There is no better representation of the devil for our age, however, than the one conceived by John Milton. Milton’s devil is an eternal optimist, a plucky and self-confident fellow who cheers his friends by showing them how to make the best of a bad situation. As he is written in Paradise Lost, Milton’s Satan has accomplished absolutely nothing worth boasting about, but he boasts nonetheless. And what exactly does one boast about when he has done nothing which is worthy of boasting about? He boasts about being true to himself and living according to his own principles, that’s what.
The man who approaches Paradise Lost expecting to find the same Satan venerated by Scandinavian black metal bands and Anton LaVey will turn the final page of the poem and suffer sore disappointment. Milton’s Satan never kills anyone, neither does he rape, steal, or utter vulgarities. He does not kidnap children, establish cults, teach magic, participate in Halloween, or teach teenagers to play Led Zeppelin records backwards. He is not even terribly interested in conning others into such foul activities. Rather, one could triangulate the personality of Milton’s Satan using just three figures from popular culture: singer Katy Perry, fictional boss Michael Scott, and motivational speaker Tony Robbins.
While Katy Perry has popularized the self-empowerment ballad, I might substitute her part in the satanic identity for one of six dozen other purveyors of the ego anthem. The earliest is probably Frank Sinatra’s “My Way,” though the example I lately gave my Paradise Lost students was Whitney Houston’s rendition of “Greatest Love of All,” which goes:
Everybody searching for a hero
People need someone to look up to
I never found anyone who fulfill my needs
A lonely place to be
And so I learned to depend on me…
I decided long ago
Never to walk in anyone’s shadow
If I fail, if I succeed
At least I’ll live as I believe
No matter what they take from me
They can’t take away my dignity…
Satan remarks something quite similar to his peers in Hell. “All is not lost,” he tells the other demons when they awake to their eternal tortures, for despite their loss of glory, they have nonetheless retained their “unconquerable will” and “the courage never to submit or yield.” In the same way that Whitney will not walk in “anyone’s shadow,” neither will Satan submit or yield to anyone. Whitney does not care whether the shadow is cast by a good man or an honorable woman, because all forms of submission are equally detestable, for submission diminishes the glory of the self. Likewise, Satan champions the fact his will cannot be conquered by anyone, regardless of how worthy or honorable anyone else is.
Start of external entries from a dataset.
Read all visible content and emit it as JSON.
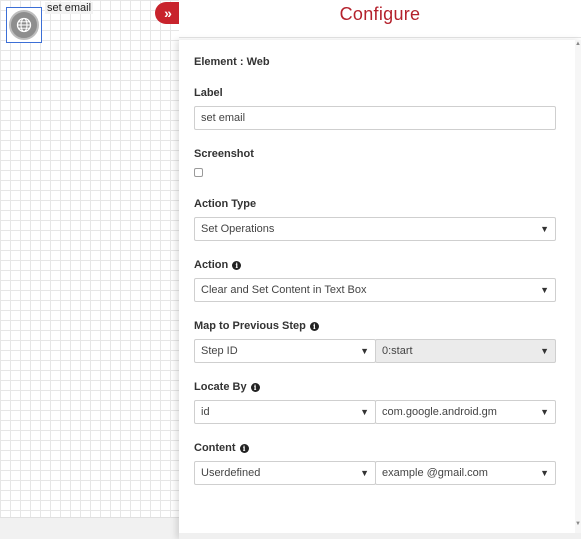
{
  "canvas": {
    "node_label": "set email"
  },
  "header": {
    "title": "Configure",
    "toggle_glyph": "»"
  },
  "form": {
    "element_text": "Element : Web",
    "label": {
      "title": "Label",
      "value": "set email"
    },
    "screenshot": {
      "title": "Screenshot",
      "checked": false
    },
    "action_type": {
      "title": "Action Type",
      "value": "Set Operations"
    },
    "action": {
      "title": "Action",
      "value": "Clear and Set Content in Text Box"
    },
    "map_previous": {
      "title": "Map to Previous Step",
      "left_value": "Step ID",
      "right_value": "0:start"
    },
    "locate_by": {
      "title": "Locate By",
      "left_value": "id",
      "right_value": "com.google.android.gm"
    },
    "content": {
      "title": "Content",
      "left_value": "Userdefined",
      "right_value": "example @gmail.com"
    }
  },
  "icons": {
    "toggle": "double-chevron-right-icon",
    "node": "globe-icon",
    "info": "info-icon",
    "caret": "caret-down-icon"
  },
  "colors": {
    "accent": "#b4212c",
    "toggle_bg": "#c8232c",
    "node_border": "#3c6fd6"
  }
}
For both Whitney and Satan, meaning and fulfillment are only discoverable within the self, although, strangely enough, the self does not need to have accomplished anything meaningful at all in order to lay claim to such a lofty position. At no point in Paradise Lost or Whitney’s “Greatest Love of All” do Satan or Houston lay out a case for their greatness. Whitney “learned to depend on me,” although she offers no explanation as to why “me” can sustain such dependence. She even admits that depending on herself might lead to failure:
If I fail, if I succeed
At least I’ll live as I believe
The nature of this failure— financial failure, moral failure, liver failure— is unspecified, although the song brazenly suggests all three kinds of failure are acceptable provided the singer can claim, as she dies, that she lived as she believed. Of course, given that the singer— like Satan— never found “someone to look up”, we have only to conclude the beliefs she lived by were entirely self-derived.